Clooney admitió ante un grupo de periodistas que el mundo vive momentos "muy complejos" y la "situación es delicada", en referencia a la ola de violencia que las viñetas han desatado en el Islam tras publicarlas un diario danés. El cineasta reconoció que no tiene la respuesta exacta a este problema, pero agregó que "tal vez no se debería sacar la caricatura".

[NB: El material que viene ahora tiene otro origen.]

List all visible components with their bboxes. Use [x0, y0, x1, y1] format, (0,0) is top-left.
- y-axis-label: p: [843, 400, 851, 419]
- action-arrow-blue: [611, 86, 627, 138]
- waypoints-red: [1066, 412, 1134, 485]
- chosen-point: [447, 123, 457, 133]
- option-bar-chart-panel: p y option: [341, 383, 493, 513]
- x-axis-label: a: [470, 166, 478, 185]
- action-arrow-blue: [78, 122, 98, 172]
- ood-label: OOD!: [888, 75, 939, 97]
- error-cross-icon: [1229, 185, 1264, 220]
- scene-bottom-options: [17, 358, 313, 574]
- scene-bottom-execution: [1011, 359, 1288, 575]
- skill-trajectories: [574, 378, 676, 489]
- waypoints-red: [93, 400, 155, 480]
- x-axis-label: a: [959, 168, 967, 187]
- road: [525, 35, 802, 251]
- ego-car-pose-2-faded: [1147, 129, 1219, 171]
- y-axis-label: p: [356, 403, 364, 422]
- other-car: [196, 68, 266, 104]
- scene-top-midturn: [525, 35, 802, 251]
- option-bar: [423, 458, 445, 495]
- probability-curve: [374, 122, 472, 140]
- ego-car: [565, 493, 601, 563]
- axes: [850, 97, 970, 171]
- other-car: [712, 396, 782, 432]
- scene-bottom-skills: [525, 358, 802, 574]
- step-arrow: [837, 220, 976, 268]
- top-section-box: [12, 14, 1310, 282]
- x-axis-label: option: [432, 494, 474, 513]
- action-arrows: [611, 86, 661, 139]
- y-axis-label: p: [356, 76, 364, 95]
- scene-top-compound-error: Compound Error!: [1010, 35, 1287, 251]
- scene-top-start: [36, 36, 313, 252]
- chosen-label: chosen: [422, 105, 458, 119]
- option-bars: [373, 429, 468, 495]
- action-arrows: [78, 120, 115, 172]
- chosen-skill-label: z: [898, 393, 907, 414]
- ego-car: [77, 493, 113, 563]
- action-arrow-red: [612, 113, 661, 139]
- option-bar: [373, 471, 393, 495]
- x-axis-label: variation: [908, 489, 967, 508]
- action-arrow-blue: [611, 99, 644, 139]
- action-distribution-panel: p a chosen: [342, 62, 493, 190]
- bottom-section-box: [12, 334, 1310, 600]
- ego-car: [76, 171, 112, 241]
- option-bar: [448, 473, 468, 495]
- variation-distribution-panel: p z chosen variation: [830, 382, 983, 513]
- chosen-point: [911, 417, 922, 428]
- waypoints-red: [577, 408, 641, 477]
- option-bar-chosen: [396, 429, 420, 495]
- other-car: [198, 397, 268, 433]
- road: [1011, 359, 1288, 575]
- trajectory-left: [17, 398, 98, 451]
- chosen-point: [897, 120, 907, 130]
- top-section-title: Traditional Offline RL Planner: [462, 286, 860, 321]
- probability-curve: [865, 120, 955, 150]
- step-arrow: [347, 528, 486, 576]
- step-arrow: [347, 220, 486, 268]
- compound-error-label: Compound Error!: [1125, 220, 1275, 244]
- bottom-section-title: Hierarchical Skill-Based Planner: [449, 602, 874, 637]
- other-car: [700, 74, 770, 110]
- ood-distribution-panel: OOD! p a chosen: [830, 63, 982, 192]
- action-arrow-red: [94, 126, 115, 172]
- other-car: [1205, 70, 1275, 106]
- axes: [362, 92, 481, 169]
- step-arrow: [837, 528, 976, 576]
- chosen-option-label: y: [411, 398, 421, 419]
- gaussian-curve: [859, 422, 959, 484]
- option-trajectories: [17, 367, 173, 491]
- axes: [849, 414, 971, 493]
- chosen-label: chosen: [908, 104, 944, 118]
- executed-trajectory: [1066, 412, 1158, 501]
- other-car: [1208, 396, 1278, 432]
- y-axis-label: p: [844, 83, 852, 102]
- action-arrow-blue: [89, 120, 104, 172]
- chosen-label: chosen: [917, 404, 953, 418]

A la vez, defendió la libertad de expresión al insistir en que no se puede legislar y decirle a la gente que no puede hacer una cosa determinada, pues eso "sería una locura". "Uno no sacaría una caricatura antiamericana justo después del (atentado del) 11 de septiembre (de 2001)", afirmó este actor que interpreta a un veterano agente de la CIA en "Syriana", dirigida por
Stephen Gaghan.
Para interpretar el papel, Clooney tuvo que subir unos doce kilos de peso, algo que no fue fácil porque tuvo que hacerlo en un mes, pero admitió que fue aún más difícil quitárselos de encima porque se lesionó durante una escena en la que era torturado. El actor dijo que se sentía recuperado de la lesión en la espina dorsal, pero le dejó problemas de memoria, pues no podía acordarse del guión.
Según dijo Clooney, hablar árabe fue, "de lejos, lo más duro de todo" y terminó aprendiéndolo "por fonética", repitiendo las frases "durante semanas". Por ese papel, Clooney es candidato al Oscar como mejor actor secundario, al igual que a otro como director por "
Buenas noches, y buena suerte".
"Syriana" se estrenará en Europa el próximo marzo y puede ser motivo de polémica, ya que aborda el complejo mundo de las compañías del petróleo y las influencias políticas en Oriente Medio. Tanto Clooney como Gaghan coincidieron en destacar que "Syriana" es "un filme muy complejo".
Nadie es el principal protagonista, sino las maquinaciones del mundo del crudo y los problemas de los obreros que trabajan en esa industria en Oriente Medio. "Estamos viviendo momentos complejos, difíciles y quería que Syriana reflejara esa complejidad", afirmó el director.